Lawmaker wants to merge KC election boards

A Missouri state lawmaker says he wants to change a decades-old quirk in local election procedures that he calls costly and confusing.

Sen. Paul LeVota, an Independence Democrat, has introduced legislation that would merge Kansas City’s election board with Jackson County’s. If it passed, every Jackson County voter — even those who live inside Kansas City — would register, cast ballots and see those votes counted under the supervision of the same entity.

“There’s just too much inconsistency between two different election boards in the same county,” LeVota said. “Two different systems. Two different ways to register. Two different places to register.”

Election officials at both boards, though, are wary. A merger, they said, would be complicated and could end up costing more than expected.

“There are a lot of logistics problems,” said Tammy Brown, Republican director of the Jackson County board. “I don’t think it’s a very good idea.”

Under current law, a four-person board oversees elections for 191,000 voters who live in the parts of Kansas City that lie within Jackson County. A similar but separate board runs elections for 230,000 voters in the rest of the county.

Each board picks two election directors, one from each major party, who are responsible for the day-to-day operation of the election office. The two boards, one county setup is the only such arrangement in Missouri.

LeVota thinks savings from the merger could be significant.

“This is an opportunity for us to have a countywide election authority with consistency, and some money savings,” he said.

The Jackson County board spends roughly $1.6 million for routine administration each year, money provided by all Jackson County taxpayers.

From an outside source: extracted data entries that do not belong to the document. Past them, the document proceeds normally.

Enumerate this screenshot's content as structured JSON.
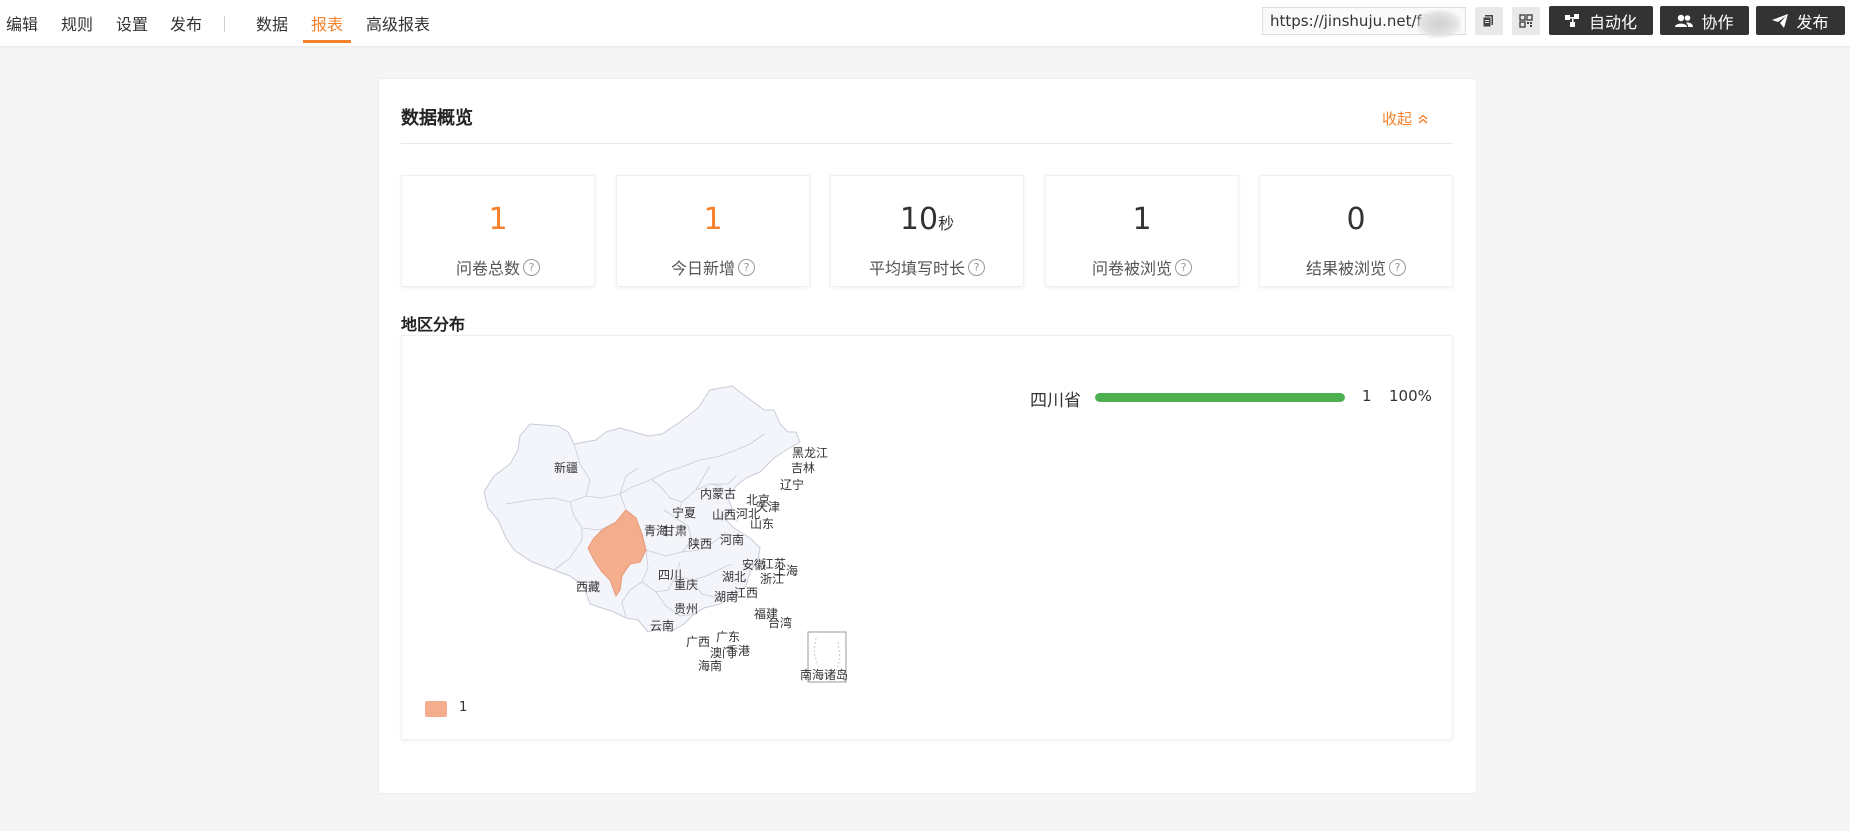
{
  "nav": {
    "items": [
      "编辑",
      "规则",
      "设置",
      "发布",
      "数据",
      "报表",
      "高级报表"
    ],
    "active": "报表"
  },
  "toolbar": {
    "url": "https://jinshuju.net/f/",
    "automation_label": "自动化",
    "collab_label": "协作",
    "publish_label": "发布"
  },
  "overview": {
    "title": "数据概览",
    "collapse_label": "收起"
  },
  "stats": [
    {
      "value": "1",
      "unit": "",
      "label": "问卷总数",
      "color": "#f5812a"
    },
    {
      "value": "1",
      "unit": "",
      "label": "今日新增",
      "color": "#f5812a"
    },
    {
      "value": "10",
      "unit": "秒",
      "label": "平均填写时长",
      "color": "#333333"
    },
    {
      "value": "1",
      "unit": "",
      "label": "问卷被浏览",
      "color": "#333333"
    },
    {
      "value": "0",
      "unit": "",
      "label": "结果被浏览",
      "color": "#333333"
    }
  ],
  "region": {
    "title": "地区分布",
    "map_labels": [
      "新疆",
      "西藏",
      "青海",
      "甘肃",
      "宁夏",
      "内蒙古",
      "黑龙江",
      "吉林",
      "辽宁",
      "北京",
      "天津",
      "河北",
      "山西",
      "山东",
      "陕西",
      "河南",
      "四川",
      "重庆",
      "湖北",
      "安徽",
      "江苏",
      "上海",
      "浙江",
      "湖南",
      "江西",
      "贵州",
      "云南",
      "广西",
      "广东",
      "福建",
      "台湾",
      "澳门",
      "香港",
      "海南",
      "南海诸岛"
    ],
    "highlighted_province": "四川",
    "highlight_color": "#f4ae8e",
    "legend_value": "1",
    "ranking": [
      {
        "province": "四川省",
        "count": "1",
        "percent": "100%",
        "fraction": 1.0,
        "color": "#4caf50"
      }
    ]
  }
}
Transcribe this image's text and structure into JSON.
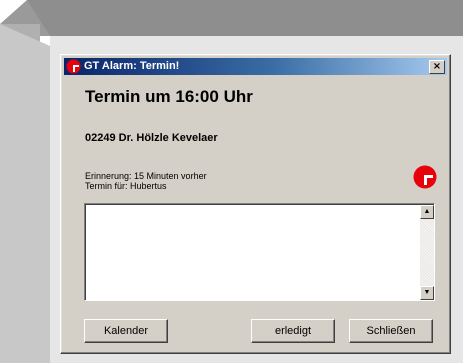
{
  "window": {
    "title": "GT Alarm: Termin!",
    "close_label": "×"
  },
  "appointment": {
    "heading": "Termin um 16:00 Uhr",
    "address": "02249 Dr. Hölzle Kevelaer",
    "reminder": "Erinnerung: 15 Minuten vorher",
    "for_whom": "Termin für: Hubertus"
  },
  "notes": {
    "text": ""
  },
  "buttons": {
    "calendar": "Kalender",
    "done": "erledigt",
    "close": "Schließen"
  },
  "colors": {
    "title_start": "#0a246a",
    "title_end": "#a6caf0",
    "face": "#d4d0c8",
    "logo_red": "#e8000b"
  }
}
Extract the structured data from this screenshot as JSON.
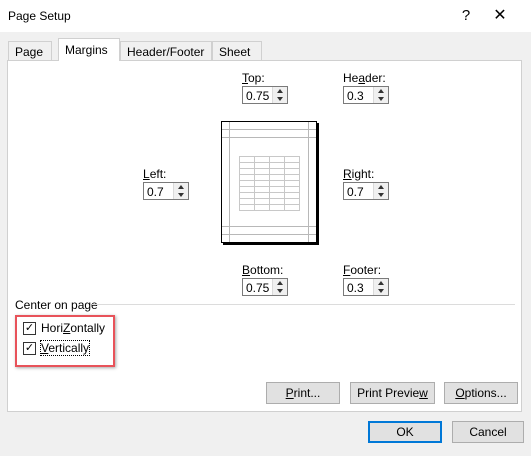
{
  "dialog": {
    "title": "Page Setup",
    "help_glyph": "?",
    "close_glyph": "✕"
  },
  "tabs": [
    {
      "label": "Page",
      "active": false
    },
    {
      "label": "Margins",
      "active": true
    },
    {
      "label": "Header/Footer",
      "active": false
    },
    {
      "label": "Sheet",
      "active": false
    }
  ],
  "margins": {
    "top": {
      "label_ul": "T",
      "label_rest": "op:",
      "value": "0.75"
    },
    "header": {
      "label_pre": "He",
      "label_ul": "a",
      "label_rest": "der:",
      "value": "0.3"
    },
    "left": {
      "label_ul": "L",
      "label_rest": "eft:",
      "value": "0.7"
    },
    "right": {
      "label_ul": "R",
      "label_rest": "ight:",
      "value": "0.7"
    },
    "bottom": {
      "label_ul": "B",
      "label_rest": "ottom:",
      "value": "0.75"
    },
    "footer": {
      "label_ul": "F",
      "label_rest": "ooter:",
      "value": "0.3"
    }
  },
  "center_on_page": {
    "label": "Center on page",
    "horizontally": {
      "label_ul": "Z",
      "label_pre": "Hori",
      "label_rest": "ontally",
      "checked": true,
      "check_glyph": "✓"
    },
    "vertically": {
      "label_ul": "V",
      "label_rest": "ertically",
      "checked": true,
      "check_glyph": "✓"
    }
  },
  "buttons": {
    "print": {
      "label_ul": "P",
      "label_rest": "rint..."
    },
    "print_preview": {
      "label_pre": "Print Previe",
      "label_ul": "w"
    },
    "options": {
      "label_ul": "O",
      "label_rest": "ptions..."
    },
    "ok": "OK",
    "cancel": "Cancel"
  },
  "colors": {
    "highlight": "#e8535a",
    "default_button_border": "#0078d7"
  }
}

The Kansas City board spends $2 million, half from Kansas City’s budget and half from Jackson County’s.

But the election boards also charge their cities and the state for the actual costs of printing ballots and day-of-election needs. Kansas City, for example, will pay the Kansas City board to run the upcoming April election.

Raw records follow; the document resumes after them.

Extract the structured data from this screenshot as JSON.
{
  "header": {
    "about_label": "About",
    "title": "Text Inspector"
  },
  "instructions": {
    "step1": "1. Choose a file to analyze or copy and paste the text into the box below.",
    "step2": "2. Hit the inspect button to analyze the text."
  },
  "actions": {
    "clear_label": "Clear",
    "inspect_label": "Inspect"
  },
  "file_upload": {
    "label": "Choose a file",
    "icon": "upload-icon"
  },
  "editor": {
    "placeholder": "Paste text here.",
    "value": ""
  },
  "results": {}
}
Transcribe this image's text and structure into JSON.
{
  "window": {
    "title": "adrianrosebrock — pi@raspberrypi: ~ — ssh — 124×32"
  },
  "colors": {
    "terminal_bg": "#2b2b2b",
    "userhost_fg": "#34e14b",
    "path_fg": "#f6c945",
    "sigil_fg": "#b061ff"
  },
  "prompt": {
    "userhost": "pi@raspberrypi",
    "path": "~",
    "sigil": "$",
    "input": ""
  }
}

Megan Thornberry, chairwoman of the Kansas City board, said she is willing to examine LeVota’s proposal but wants the process to slow down.

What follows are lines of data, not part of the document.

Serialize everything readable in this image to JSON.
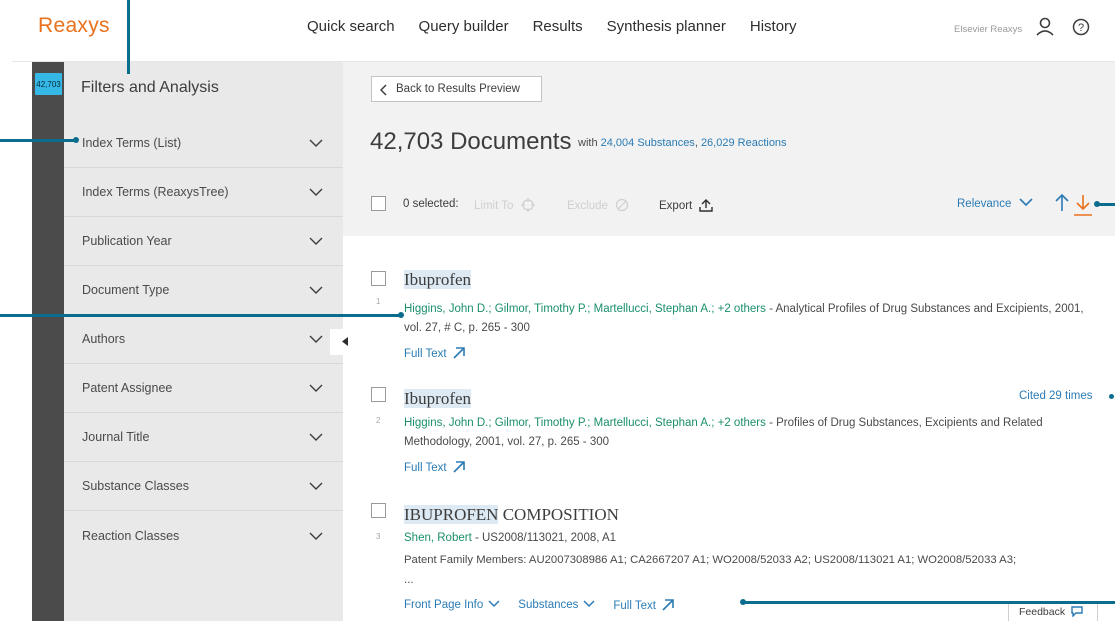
{
  "topbar": {
    "logo": "Reaxys",
    "nav": [
      "Quick search",
      "Query builder",
      "Results",
      "Synthesis planner",
      "History"
    ],
    "account_text": "Elsevier Reaxys"
  },
  "rail": {
    "badge": "42,703"
  },
  "filters": {
    "title": "Filters and Analysis",
    "items": [
      "Index Terms (List)",
      "Index Terms (ReaxysTree)",
      "Publication Year",
      "Document Type",
      "Authors",
      "Patent Assignee",
      "Journal Title",
      "Substance Classes",
      "Reaction Classes"
    ]
  },
  "header": {
    "back_label": "Back to Results Preview",
    "count": "42,703 Documents",
    "with_prefix": "with ",
    "substances_link": "24,004 Substances",
    "separator": ", ",
    "reactions_link": "26,029 Reactions"
  },
  "toolbar": {
    "selected": "0 selected:",
    "limit_to": "Limit To",
    "exclude": "Exclude",
    "export": "Export",
    "sort": "Relevance"
  },
  "results": [
    {
      "num": "1",
      "title": "Ibuprofen",
      "authors": "Higgins, John D.; Gilmor, Timothy P.; Martellucci, Stephan A.; +2 others",
      "source": " - Analytical Profiles of Drug Substances and Excipients, 2001, vol. 27, # C, p. 265 - 300",
      "full_text": "Full Text"
    },
    {
      "num": "2",
      "title": "Ibuprofen",
      "authors": "Higgins, John D.; Gilmor, Timothy P.; Martellucci, Stephan A.; +2 others",
      "source": " - Profiles of Drug Substances, Excipients and Related Methodology, 2001, vol. 27, p. 265 - 300",
      "full_text": "Full Text",
      "cited": "Cited 29 times"
    },
    {
      "num": "3",
      "title_hl": "IBUPROFEN",
      "title_rest": " COMPOSITION",
      "authors": "Shen, Robert",
      "source": " - US2008/113021, 2008, A1",
      "family": "Patent Family Members: AU2007308986 A1; CA2667207 A1; WO2008/52033 A2; US2008/113021 A1; WO2008/52033 A3;",
      "ellipsis": "...",
      "links": [
        "Front Page Info",
        "Substances",
        "Full Text"
      ]
    }
  ],
  "feedback": "Feedback",
  "colors": {
    "brand": "#e9711c",
    "link": "#2a7bb5",
    "author": "#1a8f6c",
    "badge": "#35b8e6",
    "annotation": "#0b6d8e"
  }
}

“We’d really like some time to study it,” she said after Thursday’s election board meeting. “If it makes sense to do, we want to know, but if it doesn’t make sense, we need to look at that too.”

The two election boards now use widely different balloting systems with different counting procedures and software. Putting those systems under one roof would be a challenge, election officials said.

And Kansas City board members are worried about urban voters, who might have farther to travel to register and cast absentee ballots if election offices are moved from their current location at Union Station.

But LeVota said a merged board could open two offices — one in Kansas City, the other in the county. Jackson County now operates courthouses in downtown Kansas City and Independence.

Kansas Citians who live in Clay and Platte counties register and vote with election offices in those counties, just like residents in other cities in the state. That process would not change if the LeVota bill became law.

A hearing on the proposal is set for Monday afternoon in Jefferson City, election officials said.